May 12, 2014 | Factsheet on
30-Year Fixed-Rate Mortgage
Policymakers should reform the mortgage finance market by first recognizing that no single type of loan will be best for all borrowers at all times.
What You Will Hear
- Several groups have argued that eliminating the Government-Sponsored Enterprises (GSEs) Fannie Mae and Freddie Mac is a terrible idea because it would imperil the 30-year fixed-rate mortgage (FRM).
- These organizations point out that the 30-year FRM provides borrowers long-term security, but they ignore the risks associated with 30-year FRMs. Historically, government policies have tended to shift these risks from financial markets to taxpayers.
30-Year Mortgages Exist Without Government Guarantees
- The 30-year FRM is now the dominant mortgage product in the U.S., but it did not become so pervasive simply because of the GSEs. Furthermore, 30-year FRMs with no form of government backing do exist in the U.S.
- The 30-year fixed-rate mortgage predates the GSE system in the U.S. and its highly developed secondary mortgage market by at least 20 years.
People Should Decide
- Neither adjustable rate mortgages (ARMs) nor FRMs, in and of themselves, caused the financial crisis in 2008. Historically, though, government policies have caused financial turmoil by pushing the market toward one type of loan.
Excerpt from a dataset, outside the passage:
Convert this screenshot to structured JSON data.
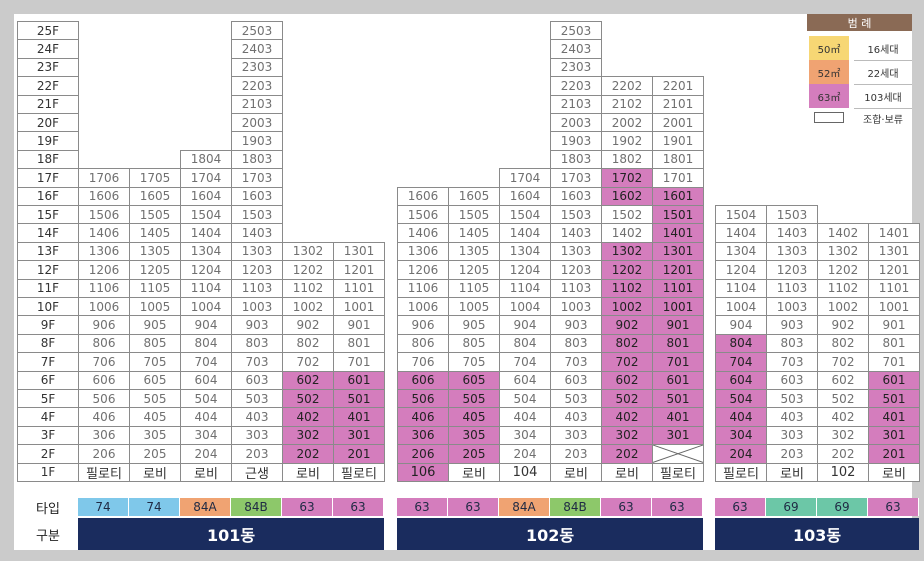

- It is misguided to justify broad government intervention and taxpayer guarantees to preserve any particular type of mortgage product. Policies should focus instead on allowing the private market to develop a variety of mortgage products.
- With more government involvement than in other industrialized countries, the U.S. homeownership rate is about average among developed nations, and its citizens pay interest rates among the highest in the industrialized world.
- Low down-payment, 30-year FRMs amount to debt ownership, not home ownership. Government policies should not encourage people to get into debt.